In de vroege jaren ’60 had je in Cambridge (Massachusetts) elke morgen een pendelvlucht waarmee de hoogleraars van Harvard en MIT (Massachusetts Institute of Technology, de universiteit waar Chomsky zelf zijn hele carrière lang gewerkt heeft) naar Washington vlogen om te lunchen met ‘Jackie‘ (Jacqueline Bouvier, de vrouw van president Kennedy, de éérste beroemde ‘first lady’  – tot en met voorganger president Eisenhower waren de echtgenotes van presidenten nauwelijks bekend bij het publiek -, ook de eerste presidentsvrouw die werd ingeschakeld in de presidentiële verkiezingscampagne) en dan de groeten te doen aan Jack (koosnaam van John Kennedy) of met leden van zijn kabinet te praten en zo.

’s Avonds vlogen ze dan terug met nog gloeiende kaken, al taterend over hoe ze aan tafel hadden gezeten met de ‘hogere adel’. Die waren inderdaad heel gastvrij – ze zaten er daarna waarschijnlijk over te giechelen – maar dat gaf hen een goed imago. Daar komt heel dat Camelotverhaal van. Als je dan naar de feiten poogt te kijken, dan zie je dat dit gewoon verschrompelt tot niets.

9/11 is ook zo een interessant verhaal. Een groot deel van het land is daar mee weg. Ik denk een derde van de bevolking. Onder de meeste actieve aanhangers (van de samenzweringstheorieën rond 9/11), de mensen die er de kern van uitmaken, zijn zeer weinigen met ook maar enige ervaring in politiek activisme. Misschien hier en daar een paar. De meesten zijn daar gewoon door aangetrokken.

Daar heb je dan weer al die kleine ‘feitjes’. Zo was er iemand die ‘nanothermiet’ vond, wat dat ook moge zijn, in het puin van Building 7 (het gebouw naast de twee WTC-torens dat ook instortte). Ik heb geen flauw idee wat dat betekent. Maar dat is dan het bewijs dat de regering van Bush er achter zat.

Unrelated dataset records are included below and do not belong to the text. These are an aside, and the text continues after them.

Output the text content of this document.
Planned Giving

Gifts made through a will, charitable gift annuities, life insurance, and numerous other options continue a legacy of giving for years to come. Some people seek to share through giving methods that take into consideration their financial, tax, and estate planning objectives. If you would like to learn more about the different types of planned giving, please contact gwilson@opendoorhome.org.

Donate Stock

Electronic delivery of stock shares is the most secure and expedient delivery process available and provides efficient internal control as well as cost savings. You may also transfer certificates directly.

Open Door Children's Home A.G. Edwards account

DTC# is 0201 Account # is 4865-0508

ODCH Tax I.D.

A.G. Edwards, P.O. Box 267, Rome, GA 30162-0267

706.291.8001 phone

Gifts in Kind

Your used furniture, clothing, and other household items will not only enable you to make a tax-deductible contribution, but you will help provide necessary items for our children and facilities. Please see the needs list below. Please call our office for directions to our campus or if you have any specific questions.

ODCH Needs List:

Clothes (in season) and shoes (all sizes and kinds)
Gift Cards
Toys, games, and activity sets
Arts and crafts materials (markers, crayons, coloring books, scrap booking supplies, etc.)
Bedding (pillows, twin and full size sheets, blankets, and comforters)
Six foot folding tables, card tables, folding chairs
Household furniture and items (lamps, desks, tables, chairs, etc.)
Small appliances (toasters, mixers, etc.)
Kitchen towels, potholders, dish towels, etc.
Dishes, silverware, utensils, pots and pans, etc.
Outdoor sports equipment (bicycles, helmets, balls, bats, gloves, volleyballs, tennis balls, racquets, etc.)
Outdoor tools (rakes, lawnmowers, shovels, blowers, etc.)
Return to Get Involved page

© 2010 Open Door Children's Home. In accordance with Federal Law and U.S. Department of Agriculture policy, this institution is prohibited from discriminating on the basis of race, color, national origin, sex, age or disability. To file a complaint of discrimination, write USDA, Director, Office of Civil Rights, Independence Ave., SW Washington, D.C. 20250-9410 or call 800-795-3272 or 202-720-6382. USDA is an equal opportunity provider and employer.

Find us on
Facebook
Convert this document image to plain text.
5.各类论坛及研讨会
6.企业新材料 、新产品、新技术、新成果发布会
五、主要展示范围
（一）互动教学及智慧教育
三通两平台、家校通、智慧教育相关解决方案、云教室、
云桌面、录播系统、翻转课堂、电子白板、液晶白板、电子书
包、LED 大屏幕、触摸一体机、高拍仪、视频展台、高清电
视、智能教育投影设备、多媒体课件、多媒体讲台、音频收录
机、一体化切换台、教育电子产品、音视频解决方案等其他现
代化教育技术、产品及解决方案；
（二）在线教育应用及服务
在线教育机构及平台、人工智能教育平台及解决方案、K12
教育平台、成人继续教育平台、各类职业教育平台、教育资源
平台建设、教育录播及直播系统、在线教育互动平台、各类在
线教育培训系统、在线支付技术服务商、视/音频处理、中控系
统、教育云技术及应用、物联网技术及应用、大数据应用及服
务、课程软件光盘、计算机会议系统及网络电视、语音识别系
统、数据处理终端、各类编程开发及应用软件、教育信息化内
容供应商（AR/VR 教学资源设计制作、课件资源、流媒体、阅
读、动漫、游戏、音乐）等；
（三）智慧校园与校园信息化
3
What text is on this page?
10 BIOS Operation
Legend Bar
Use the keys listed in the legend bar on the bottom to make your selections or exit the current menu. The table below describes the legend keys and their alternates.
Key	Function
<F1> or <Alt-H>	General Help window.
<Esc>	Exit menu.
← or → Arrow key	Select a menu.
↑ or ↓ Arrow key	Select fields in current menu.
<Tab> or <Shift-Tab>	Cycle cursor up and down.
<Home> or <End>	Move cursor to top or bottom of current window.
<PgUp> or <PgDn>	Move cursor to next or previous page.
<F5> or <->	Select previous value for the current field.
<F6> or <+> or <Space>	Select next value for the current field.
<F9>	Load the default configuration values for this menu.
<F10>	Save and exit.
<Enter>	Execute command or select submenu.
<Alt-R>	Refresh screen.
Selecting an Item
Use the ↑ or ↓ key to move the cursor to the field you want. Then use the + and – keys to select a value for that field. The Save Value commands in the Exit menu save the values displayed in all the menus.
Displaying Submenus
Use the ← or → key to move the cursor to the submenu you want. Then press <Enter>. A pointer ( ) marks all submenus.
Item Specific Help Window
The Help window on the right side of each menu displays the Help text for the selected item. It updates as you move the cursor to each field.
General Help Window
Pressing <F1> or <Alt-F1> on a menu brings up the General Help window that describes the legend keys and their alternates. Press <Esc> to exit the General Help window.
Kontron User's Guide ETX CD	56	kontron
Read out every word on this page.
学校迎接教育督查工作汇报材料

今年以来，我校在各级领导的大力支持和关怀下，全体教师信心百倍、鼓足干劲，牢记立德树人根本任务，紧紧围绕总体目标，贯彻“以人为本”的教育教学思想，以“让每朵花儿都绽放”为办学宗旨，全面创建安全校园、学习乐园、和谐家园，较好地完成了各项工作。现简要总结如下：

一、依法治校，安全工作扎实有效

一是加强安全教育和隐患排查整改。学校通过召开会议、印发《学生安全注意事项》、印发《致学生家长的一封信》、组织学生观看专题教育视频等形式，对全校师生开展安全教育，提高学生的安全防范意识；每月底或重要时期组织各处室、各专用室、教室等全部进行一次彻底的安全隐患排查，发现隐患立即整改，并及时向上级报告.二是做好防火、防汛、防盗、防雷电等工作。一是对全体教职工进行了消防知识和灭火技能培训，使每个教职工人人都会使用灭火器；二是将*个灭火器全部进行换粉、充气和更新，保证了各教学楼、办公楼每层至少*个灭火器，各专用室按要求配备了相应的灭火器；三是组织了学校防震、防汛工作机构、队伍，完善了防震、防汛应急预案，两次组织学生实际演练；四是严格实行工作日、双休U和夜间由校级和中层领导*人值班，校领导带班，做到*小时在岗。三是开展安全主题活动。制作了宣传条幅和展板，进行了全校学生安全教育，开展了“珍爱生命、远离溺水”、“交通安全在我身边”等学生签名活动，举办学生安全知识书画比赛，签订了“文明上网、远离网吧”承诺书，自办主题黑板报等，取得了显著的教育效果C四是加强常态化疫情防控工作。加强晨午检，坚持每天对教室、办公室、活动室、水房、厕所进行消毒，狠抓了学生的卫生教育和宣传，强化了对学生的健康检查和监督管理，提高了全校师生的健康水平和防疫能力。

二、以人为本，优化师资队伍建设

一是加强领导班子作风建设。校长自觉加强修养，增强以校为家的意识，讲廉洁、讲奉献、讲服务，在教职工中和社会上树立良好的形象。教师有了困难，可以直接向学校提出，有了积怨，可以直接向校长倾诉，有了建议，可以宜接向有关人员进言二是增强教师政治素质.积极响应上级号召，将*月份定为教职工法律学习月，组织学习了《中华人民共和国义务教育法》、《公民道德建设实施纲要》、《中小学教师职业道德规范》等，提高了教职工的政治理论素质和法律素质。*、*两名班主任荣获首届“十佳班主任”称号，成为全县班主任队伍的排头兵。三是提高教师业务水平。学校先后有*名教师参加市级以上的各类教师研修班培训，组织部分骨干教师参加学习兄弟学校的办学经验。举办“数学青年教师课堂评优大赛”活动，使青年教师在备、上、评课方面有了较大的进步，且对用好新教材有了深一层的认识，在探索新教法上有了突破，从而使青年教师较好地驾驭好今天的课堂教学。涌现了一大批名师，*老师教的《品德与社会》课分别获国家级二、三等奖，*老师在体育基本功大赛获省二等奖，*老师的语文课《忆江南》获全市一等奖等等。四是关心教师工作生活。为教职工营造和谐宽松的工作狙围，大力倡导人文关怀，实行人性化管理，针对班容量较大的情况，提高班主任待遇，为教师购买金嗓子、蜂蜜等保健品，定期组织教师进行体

De mensen die dat allemaal schrijven, zijn dan ‘experten’ in fysica en burgerlijke ingenieurs op basis van een uur internetten. Je zit dus een uur op internet, je wordt een expert burgerlijk ingenieur, fysica en je leert wat nanothermiet is. Ik denk niet dat ik je moet vertellen wat je moet doen om fysica te begrijpen. Dat doe je niet met één uur internet.

Ze slagen er dan in een klein aantal architecten bijeen te krijgen, die worden verondersteld wetenschappers te zijn, die dan een aantal artikels schrijven in een blad van de 9/11 studies, op een of ander online blad. Dus dat bewijst dan dat de wetenschappelijke wereld mee is. En dan volgt het grote verhaal.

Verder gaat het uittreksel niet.